Quando i ghiacci si ritirarono verso nord, la distribuzione della vegetazione cominciò a modificarsi. Le renne, e gli uomini che da esse dipendevano, seguirono i muschi e le felci che crescevano ai margini del ghiacciaio. Altri animali rimasero indietro e quelli più piccoli trovarono il loro habitat più congeniale ai bordi delle foreste che cominciarono a svilupparsi. Sotto l'influenza dei venti caldi, campi estesi di frumento selvatico apparvero in varie aree del Vicino Oriente. In precedenza l'uomo era stato un cacciatore, non un pastore, un raccoglitore di cibi vegetali, non un coltivatore. Ma a soli duemila anni dal ritiro dei ghiacci avevano avuto inizio la coltivazione deliberata delle piante e la domesticazione deliberata di animali, erano stati fondati i primi villaggi e lentamente la conoscenza dell'agricoltura si diffuse in molte parti d'Europa, dell'Africa e dell'Asia occidentale.

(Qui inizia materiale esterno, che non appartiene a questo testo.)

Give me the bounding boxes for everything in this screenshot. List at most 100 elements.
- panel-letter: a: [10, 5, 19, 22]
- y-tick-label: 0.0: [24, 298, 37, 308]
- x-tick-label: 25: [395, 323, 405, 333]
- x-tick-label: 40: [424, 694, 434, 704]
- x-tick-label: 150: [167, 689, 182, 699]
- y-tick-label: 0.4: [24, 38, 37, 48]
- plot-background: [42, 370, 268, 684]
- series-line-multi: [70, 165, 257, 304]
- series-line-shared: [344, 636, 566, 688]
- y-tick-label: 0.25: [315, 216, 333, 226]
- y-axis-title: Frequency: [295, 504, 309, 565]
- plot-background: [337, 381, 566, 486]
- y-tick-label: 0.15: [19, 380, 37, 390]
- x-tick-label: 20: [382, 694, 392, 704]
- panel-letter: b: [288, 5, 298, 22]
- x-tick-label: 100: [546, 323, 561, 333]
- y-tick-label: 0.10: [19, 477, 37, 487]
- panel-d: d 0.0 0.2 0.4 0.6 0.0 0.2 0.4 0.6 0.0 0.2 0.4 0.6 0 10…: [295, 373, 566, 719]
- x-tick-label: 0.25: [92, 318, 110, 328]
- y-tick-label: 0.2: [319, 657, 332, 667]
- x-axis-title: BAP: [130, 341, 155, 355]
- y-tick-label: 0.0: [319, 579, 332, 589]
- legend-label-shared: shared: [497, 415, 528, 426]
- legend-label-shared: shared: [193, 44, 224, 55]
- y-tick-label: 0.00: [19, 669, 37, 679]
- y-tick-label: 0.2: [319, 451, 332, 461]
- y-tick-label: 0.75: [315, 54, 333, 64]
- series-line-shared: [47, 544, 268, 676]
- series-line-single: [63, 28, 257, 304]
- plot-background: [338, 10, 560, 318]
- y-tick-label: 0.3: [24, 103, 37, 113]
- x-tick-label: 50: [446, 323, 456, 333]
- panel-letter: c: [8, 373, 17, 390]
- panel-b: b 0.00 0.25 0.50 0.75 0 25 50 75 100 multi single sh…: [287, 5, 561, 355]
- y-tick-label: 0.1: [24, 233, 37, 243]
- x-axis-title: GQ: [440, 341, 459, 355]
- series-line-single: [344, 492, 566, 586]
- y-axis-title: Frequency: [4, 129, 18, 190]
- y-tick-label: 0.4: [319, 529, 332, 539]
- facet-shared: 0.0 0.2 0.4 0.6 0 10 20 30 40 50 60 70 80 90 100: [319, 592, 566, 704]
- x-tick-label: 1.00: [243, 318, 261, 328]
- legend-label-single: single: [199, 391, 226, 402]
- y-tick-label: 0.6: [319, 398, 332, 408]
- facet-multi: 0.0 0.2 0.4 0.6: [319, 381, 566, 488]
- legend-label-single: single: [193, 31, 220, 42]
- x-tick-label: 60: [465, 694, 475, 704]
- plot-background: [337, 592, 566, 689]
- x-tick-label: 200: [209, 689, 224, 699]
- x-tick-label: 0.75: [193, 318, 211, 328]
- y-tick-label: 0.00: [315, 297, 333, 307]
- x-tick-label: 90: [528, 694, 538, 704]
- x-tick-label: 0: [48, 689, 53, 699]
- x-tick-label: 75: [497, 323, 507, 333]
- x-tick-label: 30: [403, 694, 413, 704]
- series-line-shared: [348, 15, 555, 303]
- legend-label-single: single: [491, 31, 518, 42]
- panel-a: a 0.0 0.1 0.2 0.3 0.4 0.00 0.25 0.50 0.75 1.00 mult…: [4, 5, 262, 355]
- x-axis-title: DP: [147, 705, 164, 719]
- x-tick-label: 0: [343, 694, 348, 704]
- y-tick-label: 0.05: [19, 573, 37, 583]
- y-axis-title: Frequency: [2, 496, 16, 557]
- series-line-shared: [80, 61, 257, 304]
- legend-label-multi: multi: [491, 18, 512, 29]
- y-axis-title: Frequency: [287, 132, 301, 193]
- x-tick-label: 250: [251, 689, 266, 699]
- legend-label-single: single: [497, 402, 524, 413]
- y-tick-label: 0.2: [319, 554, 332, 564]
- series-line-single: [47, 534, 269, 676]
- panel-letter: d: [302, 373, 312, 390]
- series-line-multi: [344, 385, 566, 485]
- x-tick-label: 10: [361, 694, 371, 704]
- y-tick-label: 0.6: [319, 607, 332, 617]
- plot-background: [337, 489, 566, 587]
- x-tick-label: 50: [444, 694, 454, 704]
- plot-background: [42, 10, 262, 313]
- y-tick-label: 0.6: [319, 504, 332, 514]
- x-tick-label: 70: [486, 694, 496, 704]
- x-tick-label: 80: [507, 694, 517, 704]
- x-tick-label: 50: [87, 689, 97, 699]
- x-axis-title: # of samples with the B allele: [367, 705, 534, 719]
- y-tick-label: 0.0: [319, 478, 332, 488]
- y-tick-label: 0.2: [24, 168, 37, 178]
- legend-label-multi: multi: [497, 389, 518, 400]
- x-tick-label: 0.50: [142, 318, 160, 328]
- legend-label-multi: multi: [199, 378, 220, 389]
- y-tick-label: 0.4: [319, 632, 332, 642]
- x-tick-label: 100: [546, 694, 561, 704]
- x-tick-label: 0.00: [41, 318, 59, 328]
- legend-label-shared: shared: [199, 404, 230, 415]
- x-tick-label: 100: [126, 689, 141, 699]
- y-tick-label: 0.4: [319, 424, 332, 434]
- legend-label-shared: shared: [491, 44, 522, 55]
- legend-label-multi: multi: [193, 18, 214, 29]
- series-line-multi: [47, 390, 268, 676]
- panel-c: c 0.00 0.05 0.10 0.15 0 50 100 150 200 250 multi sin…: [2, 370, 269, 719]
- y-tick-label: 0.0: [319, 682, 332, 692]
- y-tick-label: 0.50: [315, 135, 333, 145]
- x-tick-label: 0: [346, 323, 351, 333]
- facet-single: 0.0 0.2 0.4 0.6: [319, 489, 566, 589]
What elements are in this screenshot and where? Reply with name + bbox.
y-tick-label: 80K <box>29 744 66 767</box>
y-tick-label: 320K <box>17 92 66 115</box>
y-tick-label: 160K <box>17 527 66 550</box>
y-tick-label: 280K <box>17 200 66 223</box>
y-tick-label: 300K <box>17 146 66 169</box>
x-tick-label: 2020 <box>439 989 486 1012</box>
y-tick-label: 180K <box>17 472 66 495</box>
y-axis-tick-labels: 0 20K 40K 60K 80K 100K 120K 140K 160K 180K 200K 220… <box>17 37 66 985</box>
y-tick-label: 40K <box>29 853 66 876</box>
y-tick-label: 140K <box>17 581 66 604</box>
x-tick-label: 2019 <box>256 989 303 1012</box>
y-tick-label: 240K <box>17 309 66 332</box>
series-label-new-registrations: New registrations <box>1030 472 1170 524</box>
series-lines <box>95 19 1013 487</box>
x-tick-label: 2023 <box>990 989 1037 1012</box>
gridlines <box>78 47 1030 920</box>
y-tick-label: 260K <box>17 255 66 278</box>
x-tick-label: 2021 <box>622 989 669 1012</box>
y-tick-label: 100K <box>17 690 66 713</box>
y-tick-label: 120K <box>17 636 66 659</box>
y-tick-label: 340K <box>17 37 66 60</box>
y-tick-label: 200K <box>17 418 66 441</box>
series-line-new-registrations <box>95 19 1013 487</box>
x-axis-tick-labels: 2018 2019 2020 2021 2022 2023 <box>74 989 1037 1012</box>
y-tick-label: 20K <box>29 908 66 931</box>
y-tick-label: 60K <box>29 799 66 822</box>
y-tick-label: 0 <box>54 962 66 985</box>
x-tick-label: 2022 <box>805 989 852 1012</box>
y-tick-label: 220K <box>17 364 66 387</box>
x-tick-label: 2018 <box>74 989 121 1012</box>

Quando i ghiacci avanzarono per la prima volta un milione di anni fa, si stima che sulla Terra esistesse circa mezzo milione di ominidi. Intorno al 10.000 a.C., alla vigilia della grande rivoluzione neolitica, l'Homo sapiens contava già circa tre milioni di individui. Nel 3.000 a.C., dopo settemila anni di agricoltura e di allevamento, la popolazione mondiale era esplosa sino a raggiungere il traguardo di ben cento milioni di individui. A tanto aveva contribuito il cibo della nuova alimentazione, poiché nella preistoria la vita umana era breve e durante il periodo dei neanderthaliani, ad esempio, meno della metà della popolazione sopravviveva oltre l'età di vent'anni e nove su dieci dei restanti adulti morivano prima dei quarant'anni. Carenze vitaminiche, malnutrizione stagionale, veleni vegetali e cibi contaminati si combinavano in modo tale che un quarantenne sembrasse centenario, con tutto quello che la precoce senescenza poteva comportare.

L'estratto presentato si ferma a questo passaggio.